Des goûts et des couleurs
Julos BEAUCARNE, Le virelangue, Actes Sud, 1992
Peut-on rester insensible au personnage de Julos Beaucarne dont la présence sur scène s’impose, que l’on soit sous le charme d’un courant de sympathie chaleureuse ou agacé par un côté écolo bon enfant qui ferait recette ? Il n’est pas simple de relire ses textes en faisant abstraction du beau timbre de sa voix et de son pull arc-en-ciel. Et pourtant, à découvrir ou redécouvrir ses comptines, chansons, proses poétiques et poèmes, il apparaît à l’évidence que le poète prime sur son image, quelque envahissante qu’elle soit. En quête des mots, de leurs volumes, leurs couleurs, de leur sensualité première en quelque sorte, Beaucarne leur rend une vitalité perdue, qu’ils soient bousculés dans une joyeuse effervescence ou bras dessus bras dessous dans une ordonnance plus sage.
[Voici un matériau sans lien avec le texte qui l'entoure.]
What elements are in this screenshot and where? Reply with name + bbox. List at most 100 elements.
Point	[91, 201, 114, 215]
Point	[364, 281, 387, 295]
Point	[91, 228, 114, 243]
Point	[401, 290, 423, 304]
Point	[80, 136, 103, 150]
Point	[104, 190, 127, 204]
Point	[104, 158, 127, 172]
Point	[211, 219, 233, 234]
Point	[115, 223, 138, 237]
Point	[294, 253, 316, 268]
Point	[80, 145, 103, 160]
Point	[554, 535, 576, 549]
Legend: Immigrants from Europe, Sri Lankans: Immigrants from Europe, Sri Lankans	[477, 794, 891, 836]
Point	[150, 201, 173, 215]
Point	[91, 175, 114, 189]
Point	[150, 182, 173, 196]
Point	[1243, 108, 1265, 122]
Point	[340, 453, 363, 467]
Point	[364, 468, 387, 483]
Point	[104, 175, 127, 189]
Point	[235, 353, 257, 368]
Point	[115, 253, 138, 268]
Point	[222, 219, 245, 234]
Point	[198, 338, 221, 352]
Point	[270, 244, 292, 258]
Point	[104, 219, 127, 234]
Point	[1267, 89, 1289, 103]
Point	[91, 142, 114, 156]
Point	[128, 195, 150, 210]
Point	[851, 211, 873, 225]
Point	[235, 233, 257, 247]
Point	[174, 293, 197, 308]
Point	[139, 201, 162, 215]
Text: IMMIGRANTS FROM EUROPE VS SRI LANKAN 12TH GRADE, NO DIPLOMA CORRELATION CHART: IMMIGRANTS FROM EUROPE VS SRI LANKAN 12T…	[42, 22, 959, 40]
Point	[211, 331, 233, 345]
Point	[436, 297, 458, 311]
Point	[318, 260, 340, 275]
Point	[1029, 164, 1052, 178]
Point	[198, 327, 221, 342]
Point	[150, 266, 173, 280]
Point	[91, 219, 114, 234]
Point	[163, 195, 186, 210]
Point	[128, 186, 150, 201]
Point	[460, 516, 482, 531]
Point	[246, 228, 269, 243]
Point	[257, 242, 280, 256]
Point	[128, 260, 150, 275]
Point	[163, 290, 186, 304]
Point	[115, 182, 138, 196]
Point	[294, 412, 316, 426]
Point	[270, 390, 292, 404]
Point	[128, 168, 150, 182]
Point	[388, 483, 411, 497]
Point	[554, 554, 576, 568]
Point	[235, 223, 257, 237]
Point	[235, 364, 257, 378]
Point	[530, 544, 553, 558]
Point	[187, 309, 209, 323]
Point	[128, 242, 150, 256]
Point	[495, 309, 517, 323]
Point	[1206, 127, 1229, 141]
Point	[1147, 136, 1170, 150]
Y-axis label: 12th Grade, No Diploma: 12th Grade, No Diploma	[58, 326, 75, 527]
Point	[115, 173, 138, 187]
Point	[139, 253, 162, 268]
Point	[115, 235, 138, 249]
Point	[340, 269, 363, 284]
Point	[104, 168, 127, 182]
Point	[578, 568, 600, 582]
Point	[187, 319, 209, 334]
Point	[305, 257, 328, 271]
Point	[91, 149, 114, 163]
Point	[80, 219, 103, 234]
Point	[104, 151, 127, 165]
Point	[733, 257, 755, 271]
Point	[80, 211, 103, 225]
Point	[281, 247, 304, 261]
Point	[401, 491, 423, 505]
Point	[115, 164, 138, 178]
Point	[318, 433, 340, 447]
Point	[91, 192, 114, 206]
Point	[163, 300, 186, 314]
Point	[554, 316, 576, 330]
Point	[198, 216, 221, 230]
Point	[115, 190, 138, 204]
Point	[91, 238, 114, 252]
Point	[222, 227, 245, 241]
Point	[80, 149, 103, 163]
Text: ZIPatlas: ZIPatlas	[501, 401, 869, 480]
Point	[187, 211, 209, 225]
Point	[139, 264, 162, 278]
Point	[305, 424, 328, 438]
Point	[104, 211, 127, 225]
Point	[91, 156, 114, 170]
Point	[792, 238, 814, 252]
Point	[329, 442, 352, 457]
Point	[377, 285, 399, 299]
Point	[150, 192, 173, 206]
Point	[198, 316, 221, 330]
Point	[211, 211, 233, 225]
Ainsi dans les virelangues, ces exercices de prononciation où des chaussettes d’archiduchesse et des petits pots de beurre sont autant de chausse-trapes, Julos, lui, a ses cathédrales à recathédraliser, ses cent blondes explosives et un chanteur saisonnier de Soissons. Jeu assurément, mais pas complètement gratuit. La jubilation naît de la cocasserie des rencontres, mais aussi du goût des mots dans la bouche qui, avec leurs contours, retrouvent des saveurs oubliées. Une façon de rappeler que le mot n’est jamais innocent, à moins qu’il ne le soit jusqu’à l’absurde.
Tout n’est pas jeu pour autant. Les vélos volants, hélioplanes et navires photovoltaïques qui parcourent certains textes balisent une utopie apaisante qui renoue avec un imaginaire éternel. Celui de l’harmonie des hommes et de la planète, paradis pas tout à fait perdu dans l’intimité des êtres, mais toujours à deux doigts de l’enfer. Rêve et conscience, jeu et mémoire, humour noir et sensualité, la poésie de Beaucarne n’est jamais, au sens premier du terme, monotone.